Working on my current shell-script project, a scheduling utility driven
by the BSD calendar, I found myself needing to parse some input files
linewise. See, I had been reading in the event data files (one for each
record), translating newlines to tildes, and
cutting the resultant data string on tildes (since cut
doesn't like cutting on newlines, it would seem) to obtain my data fields.

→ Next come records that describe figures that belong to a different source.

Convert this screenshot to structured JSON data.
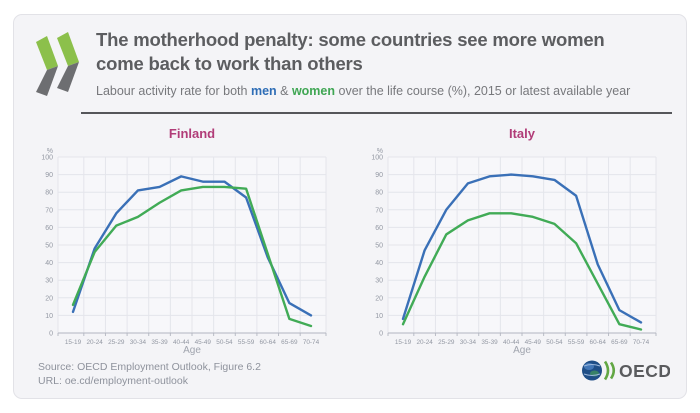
{
  "header": {
    "title_line1": "The motherhood penalty: some countries see more women",
    "title_line2": "come back to work than others",
    "subtitle_prefix": "Labour activity rate for both ",
    "subtitle_men": "men",
    "subtitle_amp": " & ",
    "subtitle_women": "women",
    "subtitle_suffix": " over the life course (%), 2015 or latest available year"
  },
  "colors": {
    "men_line": "#3a70b7",
    "women_line": "#41ab56",
    "chart_title": "#b13c78",
    "logo_green": "#8cc04b",
    "logo_gray": "#6d6e71",
    "globe_blue": "#1f4e87"
  },
  "chart_data": [
    {
      "type": "line",
      "title": "Finland",
      "xlabel": "Age",
      "ylabel": "%",
      "ylim": [
        0,
        100
      ],
      "ytick_step": 10,
      "grid": true,
      "categories": [
        "15-19",
        "20-24",
        "25-29",
        "30-34",
        "35-39",
        "40-44",
        "45-49",
        "50-54",
        "55-59",
        "60-64",
        "65-69",
        "70-74"
      ],
      "series": [
        {
          "name": "men",
          "color": "#3a70b7",
          "values": [
            12,
            48,
            68,
            81,
            83,
            89,
            86,
            86,
            77,
            43,
            17,
            10
          ]
        },
        {
          "name": "women",
          "color": "#41ab56",
          "values": [
            16,
            46,
            61,
            66,
            74,
            81,
            83,
            83,
            82,
            45,
            8,
            4
          ]
        }
      ]
    },
    {
      "type": "line",
      "title": "Italy",
      "xlabel": "Age",
      "ylabel": "%",
      "ylim": [
        0,
        100
      ],
      "ytick_step": 10,
      "grid": true,
      "categories": [
        "15-19",
        "20-24",
        "25-29",
        "30-34",
        "35-39",
        "40-44",
        "45-49",
        "50-54",
        "55-59",
        "60-64",
        "65-69",
        "70-74"
      ],
      "series": [
        {
          "name": "men",
          "color": "#3a70b7",
          "values": [
            8,
            47,
            70,
            85,
            89,
            90,
            89,
            87,
            78,
            39,
            13,
            6
          ]
        },
        {
          "name": "women",
          "color": "#41ab56",
          "values": [
            5,
            32,
            56,
            64,
            68,
            68,
            66,
            62,
            51,
            28,
            5,
            2
          ]
        }
      ]
    }
  ],
  "footer": {
    "source_line1": "Source: OECD Employment Outlook, Figure 6.2",
    "source_line2": "URL: oe.cd/employment-outlook",
    "logo_text": "OECD"
  }
}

However, this added up to almost a half a second of runtime per record. I mean,
I didn't expect bash to be the world's fastest string parser, but
sometimes enough is quite simply enough.
Okay, let me put in the code here so people don't lose themselves in the article, and I'll explain in a moment.
#!/bin/sh
#
# This shell script echoes individual lines from the file specified
#
# usage: . <scriptname> [file to parse]
#
while read line; do
echo $line
echo
done < $1
The magic here is in that last line: done < $1
Because of the odd mechanics of shell substitution and token parsing,
for line in $(cat $1); do . . . ; done won't work. You'd end
up executing the loop whenever you hit whitespace, whether it be space, tab,
or newline. What we need is some way to ensure that each line is passed as
a distinct entity through the loop.
That's what read is here for. read is a shell
built-in (in bash, anyway . . . I can't speak for
other shells) that takes a single line of STDIN and sets it to
the variable named as its argument, like so:
usage: read varname
But in a complex script, it can be difficult to track down where the
interpreter believes STDIN, STDOUT, and
STDERR are in the code path. In this case, if you try piping the
file in, like so:
cat $1 | while read line; do . . . ; done
or
while cat $1 read line; do . . . ; done
or even using a standard shell redirect, as:
while read line < $1; do . . . ; done
you'll be in for some highly-unpredictable output. It turns out that
STDIN for read can be accessed after the loop
controlled by it, simply by redirecting the the STDIN of the
entire loop to the desired file.
No, please don't ask me why! I don't think anyone knows why anything is
the way it is in bash. There are fundamental programmatic reasons
why it is necessary to sacrifice a goat at midnight to get your script to
run properly.
Oh, by the way. Skipping all the utility invocations I had been using before cut my parser runtime by nearly two thirds . . . and I only had to hack at it for an two hours!